Last month, I mentioned that Clark Ashton Smith's "The Return of the Sorcerer" had been adapted for Rod Serling's Night Gallery television series in 1972. As some of you likely already know, that wasn't the only time that a story by one the greats of Weird Tales appeared on the program. At the end of the previous year – December 1, 1971, to be exact – there was an adaptation of H.P. Lovecraft's "Pickman's Model."

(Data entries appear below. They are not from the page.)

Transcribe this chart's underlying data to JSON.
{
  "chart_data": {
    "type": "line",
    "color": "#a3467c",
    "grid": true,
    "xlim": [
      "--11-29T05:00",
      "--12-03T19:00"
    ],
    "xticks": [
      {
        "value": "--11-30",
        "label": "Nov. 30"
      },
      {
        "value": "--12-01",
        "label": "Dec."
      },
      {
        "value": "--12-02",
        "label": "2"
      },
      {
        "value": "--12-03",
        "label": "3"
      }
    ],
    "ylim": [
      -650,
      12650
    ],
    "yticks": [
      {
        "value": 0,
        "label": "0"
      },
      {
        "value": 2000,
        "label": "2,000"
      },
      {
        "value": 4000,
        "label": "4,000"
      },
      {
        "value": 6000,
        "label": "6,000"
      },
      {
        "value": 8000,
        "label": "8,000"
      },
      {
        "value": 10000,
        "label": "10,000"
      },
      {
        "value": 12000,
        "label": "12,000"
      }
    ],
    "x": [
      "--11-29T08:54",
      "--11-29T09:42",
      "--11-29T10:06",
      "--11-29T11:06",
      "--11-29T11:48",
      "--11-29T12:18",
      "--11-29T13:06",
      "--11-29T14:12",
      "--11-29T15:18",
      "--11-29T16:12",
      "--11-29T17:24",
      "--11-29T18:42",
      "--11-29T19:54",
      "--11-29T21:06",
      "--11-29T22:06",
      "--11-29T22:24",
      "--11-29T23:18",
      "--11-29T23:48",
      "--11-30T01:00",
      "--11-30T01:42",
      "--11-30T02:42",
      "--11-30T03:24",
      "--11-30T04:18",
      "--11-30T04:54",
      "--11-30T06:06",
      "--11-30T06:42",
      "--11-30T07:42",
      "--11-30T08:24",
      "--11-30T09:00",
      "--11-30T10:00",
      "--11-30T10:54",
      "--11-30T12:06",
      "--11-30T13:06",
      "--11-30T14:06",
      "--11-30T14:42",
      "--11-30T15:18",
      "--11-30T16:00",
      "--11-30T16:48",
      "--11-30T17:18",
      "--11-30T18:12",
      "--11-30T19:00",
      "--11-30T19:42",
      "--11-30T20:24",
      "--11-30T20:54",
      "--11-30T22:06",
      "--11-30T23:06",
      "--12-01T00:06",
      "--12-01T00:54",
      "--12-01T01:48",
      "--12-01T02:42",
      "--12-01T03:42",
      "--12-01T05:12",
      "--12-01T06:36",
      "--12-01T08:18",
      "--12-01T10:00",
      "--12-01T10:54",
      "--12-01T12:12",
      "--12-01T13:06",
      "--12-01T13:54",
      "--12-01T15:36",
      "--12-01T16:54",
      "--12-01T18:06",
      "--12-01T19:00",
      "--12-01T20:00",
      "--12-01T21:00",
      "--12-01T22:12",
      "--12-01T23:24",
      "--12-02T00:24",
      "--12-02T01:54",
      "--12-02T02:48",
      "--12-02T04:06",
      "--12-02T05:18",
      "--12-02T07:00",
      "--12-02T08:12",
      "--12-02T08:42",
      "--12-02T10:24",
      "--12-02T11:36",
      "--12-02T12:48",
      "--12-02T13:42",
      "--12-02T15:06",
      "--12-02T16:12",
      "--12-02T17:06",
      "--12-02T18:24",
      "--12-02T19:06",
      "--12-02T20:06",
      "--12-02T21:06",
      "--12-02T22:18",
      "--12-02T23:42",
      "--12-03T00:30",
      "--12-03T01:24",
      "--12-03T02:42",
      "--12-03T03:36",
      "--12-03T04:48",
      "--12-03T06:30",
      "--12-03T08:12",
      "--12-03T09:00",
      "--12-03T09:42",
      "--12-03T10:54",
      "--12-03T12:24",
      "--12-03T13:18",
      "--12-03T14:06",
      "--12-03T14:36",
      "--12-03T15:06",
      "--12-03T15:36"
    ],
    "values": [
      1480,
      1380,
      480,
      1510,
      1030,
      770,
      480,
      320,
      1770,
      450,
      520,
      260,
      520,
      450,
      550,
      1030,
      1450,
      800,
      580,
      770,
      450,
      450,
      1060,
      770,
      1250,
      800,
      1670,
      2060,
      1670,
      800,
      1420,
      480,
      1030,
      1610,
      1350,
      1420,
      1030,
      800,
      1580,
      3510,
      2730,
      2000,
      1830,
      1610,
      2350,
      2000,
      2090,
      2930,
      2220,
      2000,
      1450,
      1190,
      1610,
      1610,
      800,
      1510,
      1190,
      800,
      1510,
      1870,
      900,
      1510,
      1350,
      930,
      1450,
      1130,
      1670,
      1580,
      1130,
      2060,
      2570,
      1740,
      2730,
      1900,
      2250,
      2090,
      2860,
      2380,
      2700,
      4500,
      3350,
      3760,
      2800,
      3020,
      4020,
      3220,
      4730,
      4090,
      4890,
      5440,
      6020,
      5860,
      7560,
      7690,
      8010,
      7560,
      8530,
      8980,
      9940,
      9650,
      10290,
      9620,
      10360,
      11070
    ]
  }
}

Like the adaptation of "The Return of the Sorcerer," this one isn't a particularly faithful to its literary forebear. For one, the episode introduces the framing device of a man in the 1970s who's bought an old home in Boston that was once owned by the 19th century artist, Richard Upton Pickman. Pickman, we're told, disappeared mysteriously seventy-five years prior and most of his macabre artwork was lost along with him. The new owner of the place discovers some canvases hidden in the building that he assumes must have belonged to Pickman, including the one featured above. His friend is the owner of an art gallery and assures him that, were these paintings to truly be those of Pickman, they'd be worth hundreds of thousands of dollars.We then flashback to the end of the previous century, where Pickman is giving art lessons to young women of well to do families, one of whom takes a romantic interest in him. Though he begs her to leave him be and not try to get too close to him, she persists, eventually following him to his home in the North End of the city.
Once there, Pickman again tries to convince her to leave, but she will not, eventually encountering the model he'd been using for some of his most horrific paintings.

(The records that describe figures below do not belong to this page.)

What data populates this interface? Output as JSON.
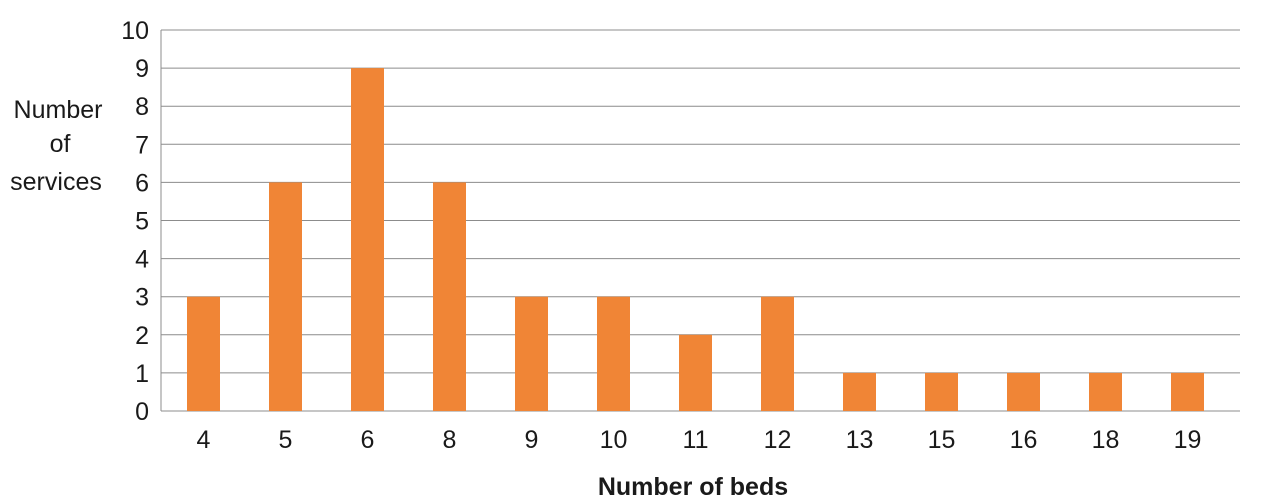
{
  "chart_data": {
    "type": "bar",
    "title": "",
    "xlabel": "Number of beds",
    "ylabel_lines": [
      "Number",
      "of",
      "services"
    ],
    "categories": [
      "4",
      "5",
      "6",
      "8",
      "9",
      "10",
      "11",
      "12",
      "13",
      "15",
      "16",
      "18",
      "19"
    ],
    "values": [
      3,
      6,
      9,
      6,
      3,
      3,
      2,
      3,
      1,
      1,
      1,
      1,
      1
    ],
    "ylim": [
      0,
      10
    ],
    "yticks": [
      "0",
      "1",
      "2",
      "3",
      "4",
      "5",
      "6",
      "7",
      "8",
      "9",
      "10"
    ],
    "grid": true,
    "legend": "none",
    "bar_color": "#f08536",
    "grid_color": "#8c8c8c",
    "text_color": "#1a1a1a"
  }
}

The episode isn't awful and, much like the adaptation of "The Return of the Sorcerer," it doesn't lack charm in certain respects. The tale as presented on screen is a lot more melodramatic than Lovecraft's own take on it and the framing device is a bit silly, especially at the end, when it's shown that the monster – it's never called a ghoul or indeed anything – still exists in the tunnels beneath Pickman's old home and lies waiting for the chance to be loosed upon the world once more.
If you're interested in watching the episode, it can be found on the Internet Archive site, at least for the moment. It's short and, despite its flaws, worth the twenty-two minutes or so it'd take to see it in its entirety.